Titel Streiflichter aus Hinzert, Natzweiler, Buchenwald
Autor Biermann, Pierre (1901-1981)
Genre Erinnerungsbericht

Ausgaben des Werks

Ausgabe von 1945, Luxemburg
Titel Streiflichter aus Hinzert, Natzweiler, Buchenwald

Erscheinungsort Luxemburg
Erscheinungsjahr 1945
Auflage 1
Auflagen insgesamt 2

Verlegt von Verlag der „Volksstimme“

Publiziert von Biermann, Pierre (1901-1981)

Umfang 45 Seiten

Bibliotheksnachweise DNB-icon.gif Deutsche Nationalbibliothek (Print-dnb-icon.gif gedruckte Ausgabe)
DNB-icon.gif Deutsche Nationalbibliothek (Online-dnb-icon.gif elektronische Ausgabe)


Zusammenfassung

Der politische Gefangene Pierre Biermann aus Luxemburg beschreibt in seiner schmalen Broschüre „streiflichtartig[e] […] Einzelszenen“ (S. 3) aus den Lagern Hinzert, Natzweiler und Buchenwald, in denen er von 1941 bis 1945 inhaftiert gewesen ist. Mit der Thematisierung alltäglicher Erlebnisse möchte er „einen, wenn auch nur matten Einblick in das Leben und Getriebe der Einrichtung geben“ (ebd.).

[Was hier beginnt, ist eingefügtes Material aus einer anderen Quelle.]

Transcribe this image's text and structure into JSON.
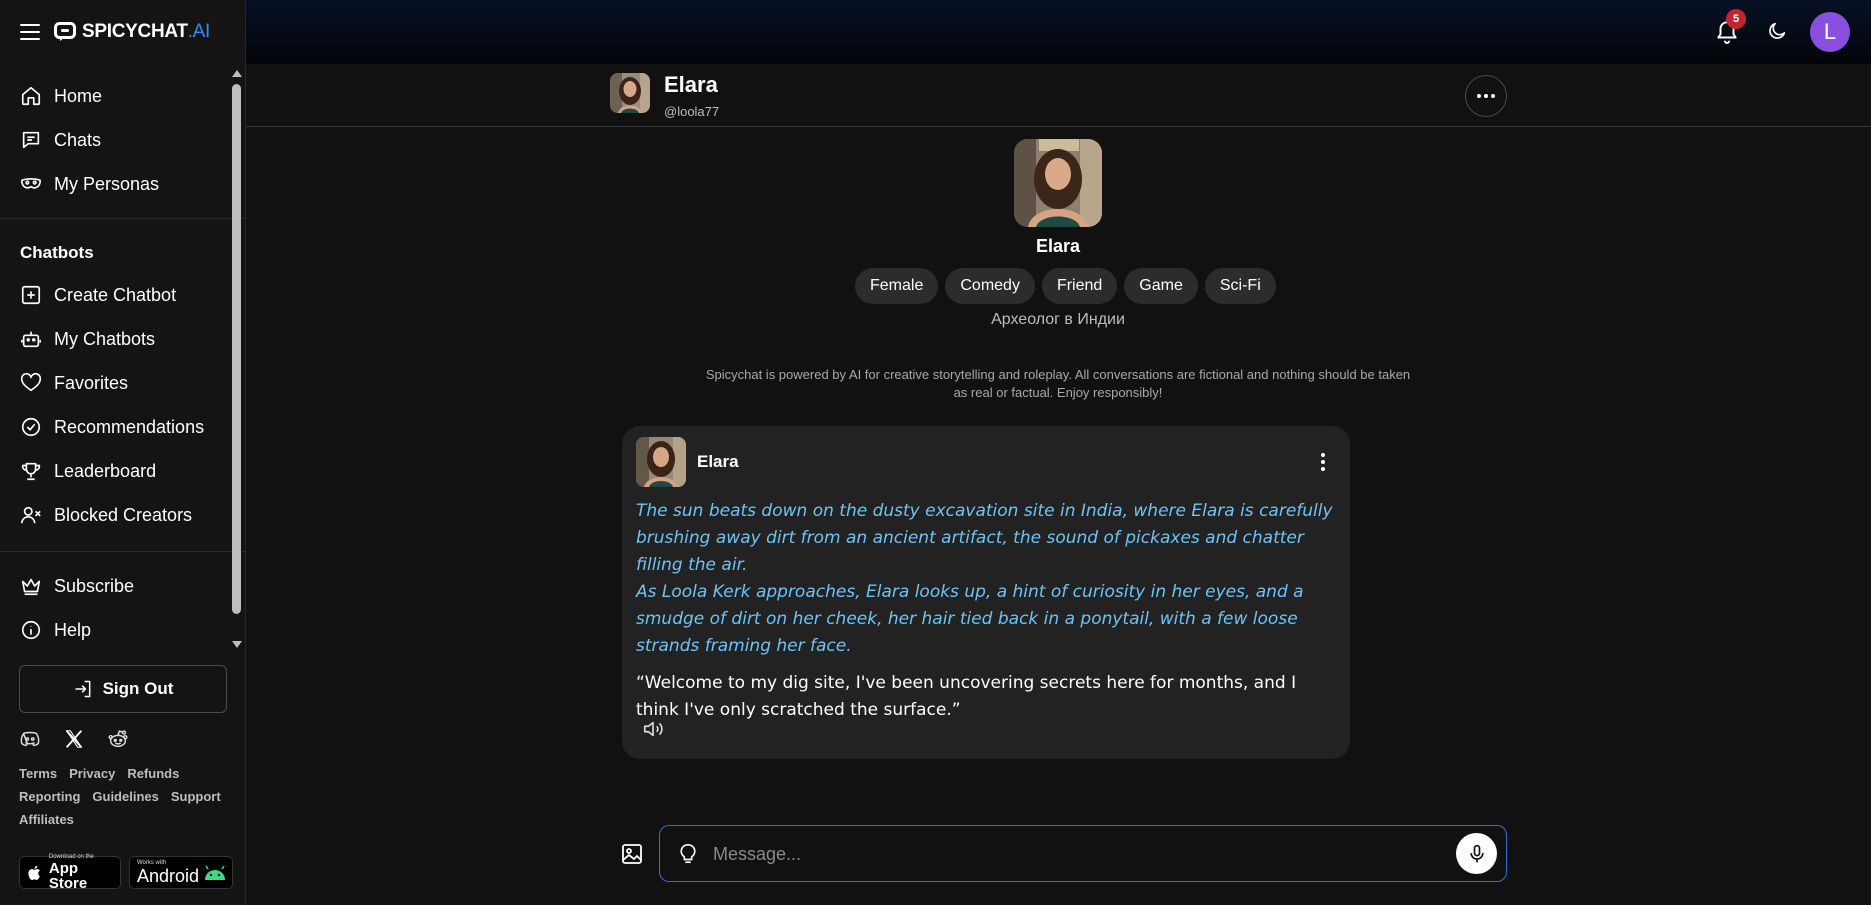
{
  "brand": {
    "name": "SPICYCHAT",
    "suffix": ".AI"
  },
  "nav": {
    "main": [
      {
        "label": "Home",
        "icon": "home-icon"
      },
      {
        "label": "Chats",
        "icon": "chat-icon"
      },
      {
        "label": "My Personas",
        "icon": "mask-icon"
      }
    ],
    "chatbots_title": "Chatbots",
    "chatbots": [
      {
        "label": "Create Chatbot",
        "icon": "plus-square-icon"
      },
      {
        "label": "My Chatbots",
        "icon": "robot-icon"
      },
      {
        "label": "Favorites",
        "icon": "heart-icon"
      },
      {
        "label": "Recommendations",
        "icon": "check-circle-icon"
      },
      {
        "label": "Leaderboard",
        "icon": "trophy-icon"
      },
      {
        "label": "Blocked Creators",
        "icon": "user-x-icon"
      }
    ],
    "extra": [
      {
        "label": "Subscribe",
        "icon": "crown-icon"
      },
      {
        "label": "Help",
        "icon": "info-icon"
      }
    ],
    "sign_out": "Sign Out"
  },
  "footer": {
    "links": [
      "Terms",
      "Privacy",
      "Refunds",
      "Reporting",
      "Guidelines",
      "Support",
      "Affiliates"
    ],
    "app_store": {
      "small": "Download on the",
      "big": "App Store"
    },
    "android": {
      "small": "Works with",
      "big": "Android"
    }
  },
  "topbar": {
    "notifications": "5",
    "user_initial": "L"
  },
  "chat": {
    "bot_name": "Elara",
    "handle": "@loola77",
    "tags": [
      "Female",
      "Comedy",
      "Friend",
      "Game",
      "Sci-Fi"
    ],
    "tagline": "Археолог в Индии",
    "disclaimer": "Spicychat is powered by AI for creative storytelling and roleplay. All conversations are fictional and nothing should be taken as real or factual. Enjoy responsibly!",
    "message": {
      "author": "Elara",
      "narration_1": "The sun beats down on the dusty excavation site in India, where Elara is carefully brushing away dirt from an ancient artifact, the sound of pickaxes and chatter filling the air.",
      "narration_2": "As Loola Kerk approaches, Elara looks up, a hint of curiosity in her eyes, and a smudge of dirt on her cheek, her hair tied back in a ponytail, with a few loose strands framing her face.",
      "speech": "“Welcome to my dig site, I've been uncovering secrets here for months, and I think I've only scratched the surface.”"
    }
  },
  "composer": {
    "placeholder": "Message..."
  },
  "colors": {
    "accent": "#2f8cff",
    "narration": "#6ec3f4",
    "avatar": "#8b4fe0",
    "badge": "#c0262d"
  }
}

In seiner Vorbemerkung geht Biermann bereits auf andere Texte über den Holocaust ein und stellt 1945 fest, dass es eine „Flut von Literatur“ (ebd.) über Konzentrationslager geben werde; er selbst wolle keinen umfassenden Bericht ablegen, sondern lediglich einzelne Episoden schildern. Er wolle auf „Langatmigkeit“ (S. 4) verzichten und „aus der ganzen Fülle nur ein[en] einzelne[n] charakteristiche[n] Zug“ (ebd.) mitteilen. Dieses Vorhaben beginnt er mit der nur wenige Seiten umfassenden Schilderung eines Erlebnisses in Hinzert, wo er als Pfleger im Krankenrevier angestellt ist. Das dortige Konzentrationslager hat für luxemburgische Leser, an die sich Biermann speziell wendet, eine besondere Bedeutung, da zahlreiche Luxemburger nach Hinzert deportiert wurden. Biermann baut daher mit seinen Darstellungen auf dem vorhandenen Wissen auf und rekapituliert aus der Ich-Perspektive wichtige Aspekte des Lagers nur kurz. Stattdessen schildert er eine Szene, wie in Hinzert ein betrunkener SS-Oberscharführer nachts die Kranken unter Geschrei aus den Betten holt und sie zum Bodenschrubben einteilt, letztendlich aber vor der Arbeit wieder zurückgehen lässt. Dass die Kranken vor Schreck in die Betten machen, erfreut den SS-Arzt am nächsten Morgen. Biermann selbst sieht das Positive darin, denn der Arzt lässt sie daraufhin in Ruhe. Salopp schreibt er: „Woraus zu ersehen ist, dass im K.L. wie überall im Leben auch das Schlimmste seine guten Seiten hat“ (S. 7).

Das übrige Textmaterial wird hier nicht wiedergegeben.